Meski perusahaan minyak negara Petroleos de Venezuela SA (PDVSA) menguasai industri perminyakan nasional, perusahaan itu bekerja sama dengan mitra internasional, termasuk Chevron Corp yang berbasis di Houston, untuk melakukan pengeboran di berbagai wilayah. Dalam skema yang berlaku saat ini, Chevron membayar Venezuela sebagian dari minyak yang diproduksi bersama PDVSA dalam usaha patungan, berdasarkan lisensi dari Departemen Keuangan AS yang memberikan pengecualian sanksi bagi perusahaan Amerika tersebut.

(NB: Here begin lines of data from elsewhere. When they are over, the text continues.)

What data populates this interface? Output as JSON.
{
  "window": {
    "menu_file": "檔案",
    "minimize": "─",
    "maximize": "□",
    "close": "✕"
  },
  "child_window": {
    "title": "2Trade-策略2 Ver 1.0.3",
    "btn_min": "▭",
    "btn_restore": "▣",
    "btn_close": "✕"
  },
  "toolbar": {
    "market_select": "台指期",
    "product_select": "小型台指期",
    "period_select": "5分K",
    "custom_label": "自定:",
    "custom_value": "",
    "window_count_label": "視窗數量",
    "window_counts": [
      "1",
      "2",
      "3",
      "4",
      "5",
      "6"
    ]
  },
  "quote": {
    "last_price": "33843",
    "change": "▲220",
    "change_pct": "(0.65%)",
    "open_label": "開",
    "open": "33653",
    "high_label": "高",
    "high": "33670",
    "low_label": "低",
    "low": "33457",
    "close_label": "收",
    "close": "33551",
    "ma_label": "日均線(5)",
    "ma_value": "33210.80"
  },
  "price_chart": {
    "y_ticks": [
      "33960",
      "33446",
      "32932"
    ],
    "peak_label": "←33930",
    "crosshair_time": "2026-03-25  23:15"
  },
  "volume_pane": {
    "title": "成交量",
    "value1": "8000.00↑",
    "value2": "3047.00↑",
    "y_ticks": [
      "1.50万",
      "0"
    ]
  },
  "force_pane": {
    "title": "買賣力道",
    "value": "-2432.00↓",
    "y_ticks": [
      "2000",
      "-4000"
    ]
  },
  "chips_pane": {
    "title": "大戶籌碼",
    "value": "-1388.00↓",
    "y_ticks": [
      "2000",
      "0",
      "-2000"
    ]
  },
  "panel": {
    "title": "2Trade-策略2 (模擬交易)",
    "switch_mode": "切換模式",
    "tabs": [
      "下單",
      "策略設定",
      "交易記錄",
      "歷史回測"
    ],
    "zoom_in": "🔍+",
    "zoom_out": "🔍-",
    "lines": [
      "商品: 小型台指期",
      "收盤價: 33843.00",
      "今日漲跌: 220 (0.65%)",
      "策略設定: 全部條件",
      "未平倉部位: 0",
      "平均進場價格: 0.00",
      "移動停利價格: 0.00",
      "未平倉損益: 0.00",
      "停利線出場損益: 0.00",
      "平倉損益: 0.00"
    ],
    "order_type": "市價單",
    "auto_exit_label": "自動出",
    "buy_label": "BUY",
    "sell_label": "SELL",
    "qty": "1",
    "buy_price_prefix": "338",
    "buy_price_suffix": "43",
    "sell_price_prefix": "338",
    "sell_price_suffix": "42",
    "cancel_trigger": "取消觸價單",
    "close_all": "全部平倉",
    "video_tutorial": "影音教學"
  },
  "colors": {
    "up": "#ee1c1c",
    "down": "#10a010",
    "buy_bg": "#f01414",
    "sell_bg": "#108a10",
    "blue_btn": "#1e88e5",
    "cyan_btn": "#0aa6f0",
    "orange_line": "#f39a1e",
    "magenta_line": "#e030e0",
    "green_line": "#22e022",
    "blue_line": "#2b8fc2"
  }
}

Chevron menurunkan harga minyak mentah Venezuela yang ditawarkan kepada kilang-kilang AS setelah penyitaan The Skipper. Operasi Chevron di Venezuela tetap berjalan dengan mematuhi seluruh hukum dan peraturan yang berlaku, serta kerangka sanksi yang ditetapkan pemerintah AS, demikian pernyataan perusahaan saat itu.
Dalam beberapa bulan terakhir, Maduro menyerukan persatuan warga untuk melawan apa yang disebutnya sebagai ancaman dari AS, serta mengajak masyarakat bergabung dengan milisi sipil yang diklaimnya telah beranggotakan lebih dari 8 juta orang. Ia juga mengerahkan pasukan, kapal, pesawat, dan drone ke perbatasan dengan Kolombia, sejumlah wilayah pesisir, serta sebuah pulau.
Awal pekan ini, Maduro menyebut penyitaan kapal tanker oleh AS sebagai tindakan “kriminal dan ilegal.”
Kepala Staf Gedung Putih Susie Wiles, dalam wawancara dengan Vanity Fair yang dipublikasikan Selasa, mengisyaratkan bahwa motif Trump dalam bertindak terhadap Venezuela berfokus pada upaya menekan Maduro.
Trump “ingin terus menenggelamkan kapal-kapal itu sampai Maduro menyerah,” ujar Wiles. “Dan orang-orang yang jauh lebih pintar dari saya mengatakan bahwa hal itu akan terjadi.”